İlk olarak, az kalsın bölüm sonuna kadar flashback görmediğimi fark etmiştim
ki. Sarp ve Müdürümüzün sahnesini görmek beni susturdu. Çok korktum bir an
flashback yapmadıklarını düşünüp! Hatta ardından beni çok daha şaşırtan bir
olay daha gerçekleştirdiler. Valla sahneyi dizinin ortasına sardıklarında eyvah
yandık dedim önce, ama sonra ne yalan söyleyeyim izledikçe çok güzel yapılmış
bir kurgu gördüm. İkinci şaşırdığım nokta, Kudret gibi güçlü bir karakterin
Handan’a bu kadar zaafı olması üzdü aslında. Acaba gerçek kızı mı diye benim
gibi aklından geçiren birçok kişi olmuştur mutlaka ama sonradan öyle bir şeyin
olabilme ihtimalinin olmadığına karar verdim şahsen. Yani kısacası Handan
karakteri o şekilde harcanıp noktalansaydı ayrı bir güç ve tat katabilirdi
belki de… Üçüncü şaşırdığım nokta olarak geri dönüş yaptığımızda Mert tetikçiyi
kovalarken Sarp’ın ona çarpması oldu. Sarp ve Mert’in bir şekilde birbirine
döneceğini izlerken hissettim, fakat arabayla çarpmak?! Güldüm, bayağı güldüm ve
eğlendim diyebilirim hatta. Bir kez daha emin oldum sanırım, dizide en çok
istediğim şeylerden biri bolca Sarp-Mert sahnesi. Son şaşırdığım nokta da
sanırım Melek’in ‘Benim yeni hayatım var, her şeye baştan aldım.’ diye
söylenmesinden bir anda ‘Baba, babacım ben onun avukatıyım.’ moduna geçişi oldu.
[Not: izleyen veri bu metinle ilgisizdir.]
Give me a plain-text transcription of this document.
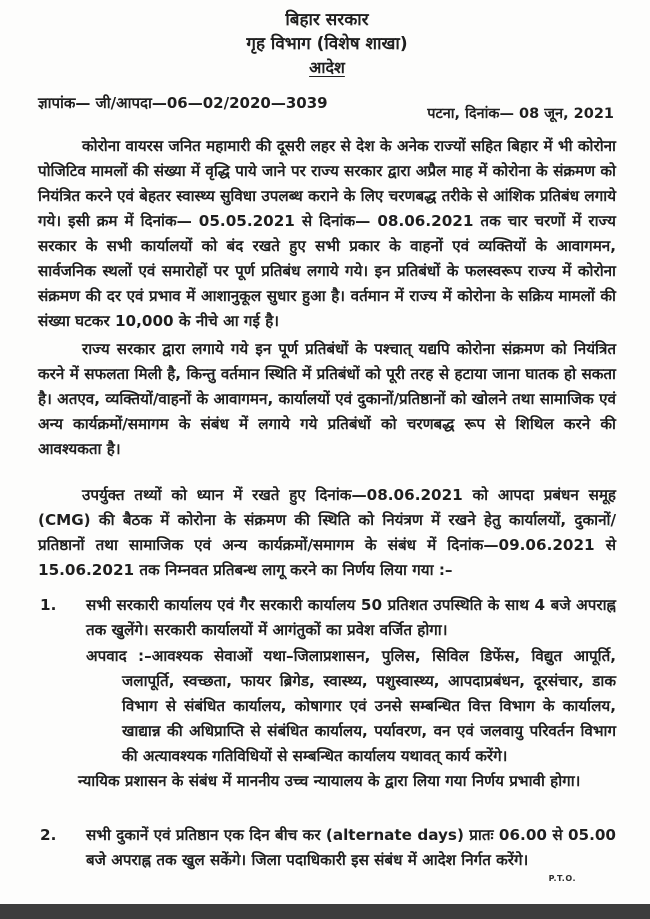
बिहार सरकार
गृह विभाग (विशेष शाखा)
आदेश
ज्ञापांक— जी/आपदा—06—02/2020—3039
पटना, दिनांक— 08 जून, 2021

कोरोना वायरस जनित महामारी की दूसरी लहर से देश के अनेक राज्यों सहित बिहार में भी कोरोना पोजिटिव मामलों की संख्या में वृद्धि पाये जाने पर राज्य सरकार द्वारा अप्रैल माह में कोरोना के संक्रमण को नियंत्रित करने एवं बेहतर स्वास्थ्य सुविधा उपलब्ध कराने के लिए चरणबद्ध तरीके से आंशिक प्रतिबंध लगाये गये। इसी क्रम में दिनांक— 05.05.2021 से दिनांक— 08.06.2021 तक चार चरणों में राज्य सरकार के सभी कार्यालयों को बंद रखते हुए सभी प्रकार के वाहनों एवं व्यक्तियों के आवागमन, सार्वजनिक स्थलों एवं समारोहों पर पूर्ण प्रतिबंध लगाये गये। इन प्रतिबंधों के फलस्वरूप राज्य में कोरोना संक्रमण की दर एवं प्रभाव में आशानुकूल सुधार हुआ है। वर्तमान में राज्य में कोरोना के सक्रिय मामलों की संख्या घटकर 10,000 के नीचे आ गई है।

राज्य सरकार द्वारा लगाये गये इन पूर्ण प्रतिबंधों के पश्चात् यद्यपि कोरोना संक्रमण को नियंत्रित करने में सफलता मिली है, किन्तु वर्तमान स्थिति में प्रतिबंधों को पूरी तरह से हटाया जाना घातक हो सकता है। अतएव, व्यक्तियों/वाहनों के आवागमन, कार्यालयों एवं दुकानों/प्रतिष्ठानों को खोलने तथा सामाजिक एवं अन्य कार्यक्रमों/समागम के संबंध में लगाये गये प्रतिबंधों को चरणबद्ध रूप से शिथिल करने की आवश्यकता है।

उपर्युक्त तथ्यों को ध्यान में रखते हुए दिनांक—08.06.2021 को आपदा प्रबंधन समूह (CMG) की बैठक में कोरोना के संक्रमण की स्थिति को नियंत्रण में रखने हेतु कार्यालयों, दुकानों/प्रतिष्ठानों तथा सामाजिक एवं अन्य कार्यक्रमों/समागम के संबंध में दिनांक—09.06.2021 से 15.06.2021 तक निम्नवत प्रतिबन्ध लागू करने का निर्णय लिया गया :–

1. सभी सरकारी कार्यालय एवं गैर सरकारी कार्यालय 50 प्रतिशत उपस्थिति के साथ 4 बजे अपराह्न तक खुलेंगे। सरकारी कार्यालयों में आगंतुकों का प्रवेश वर्जित होगा।

अपवाद :–आवश्यक सेवाओं यथा–जिलाप्रशासन, पुलिस, सिविल डिफेंस, विद्युत आपूर्ति, जलापूर्ति, स्वच्छता, फायर ब्रिगेड, स्वास्थ्य, पशुस्वास्थ्य, आपदाप्रबंधन, दूरसंचार, डाक विभाग से संबंधित कार्यालय, कोषागार एवं उनसे सम्बन्धित वित्त विभाग के कार्यालय, खाद्यान्न की अधिप्राप्ति से संबंधित कार्यालय, पर्यावरण, वन एवं जलवायु परिवर्तन विभाग की अत्यावश्यक गतिविधियों से सम्बन्धित कार्यालय यथावत् कार्य करेंगे।

न्यायिक प्रशासन के संबंध में माननीय उच्च न्यायालय के द्वारा लिया गया निर्णय प्रभावी होगा।

2. सभी दुकानें एवं प्रतिष्ठान एक दिन बीच कर (alternate days) प्रातः 06.00 से 05.00 बजे अपराह्न तक खुल सकेंगे। जिला पदाधिकारी इस संबंध में आदेश निर्गत करेंगे।

P.T.O.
Biraz ani olmadı mı sizce de?
Şaşırmadığım noktalara gelecek olursak, çok şükür bu bölüm de
flashback gördük! ^^
Şaka bir yana, yine bizi şaşırtmayanlar da bugün, Yılmaz
kardeşlerin Kudret’in deyişiyle Calal Babalarını kurtarma sevdalarını
vardı. Doyamadınız Celal’i kurtarmalara be!
Diğer şaşırtmayan nokta ise kritik olay ve durumlara, adam
yakalamaya, aşırı normalmiş gibi tek bir polisin gitmesi. Kalırsın öyle Kudret
reyisin elinde Mert, oh olsun. Bölümde son şaşırtmayan nokta ise tabii ki
şüphesiz Sarp’ın, Handan’ı çiftlik evinde kurtarmaya gelenlere karşı yaptığı
müthiş artistlikleri. Dizi bitince Sarp’ın silahını çekişlerinden kolaj
yapacağım unutturmayın…
Geleli daha bir bölüm oldu olmadı, içerdekini keşfettiği için
Kudret’e sevgim daha da büyüdü. Oyunlarla risk alıp Umut için yeniden hapse giren Sarp’ın
yaptığını da şaşırdıklarıma bonus olarak ekleyebiliriz. Hatta direkt Umut’u,
Kebapçı’ya sormasıyla bu ne cesaret yarabbi bile dedirtti bana. 25 bölümün
20’sinde güvenimi kırdıkları için tedirgin olsam da, bu hapishaneden çıktıktan
sonra artık Sarp-Celal’in çok daha büyük ‘Umut’ çatışmalarını izleyebiliriz umarım.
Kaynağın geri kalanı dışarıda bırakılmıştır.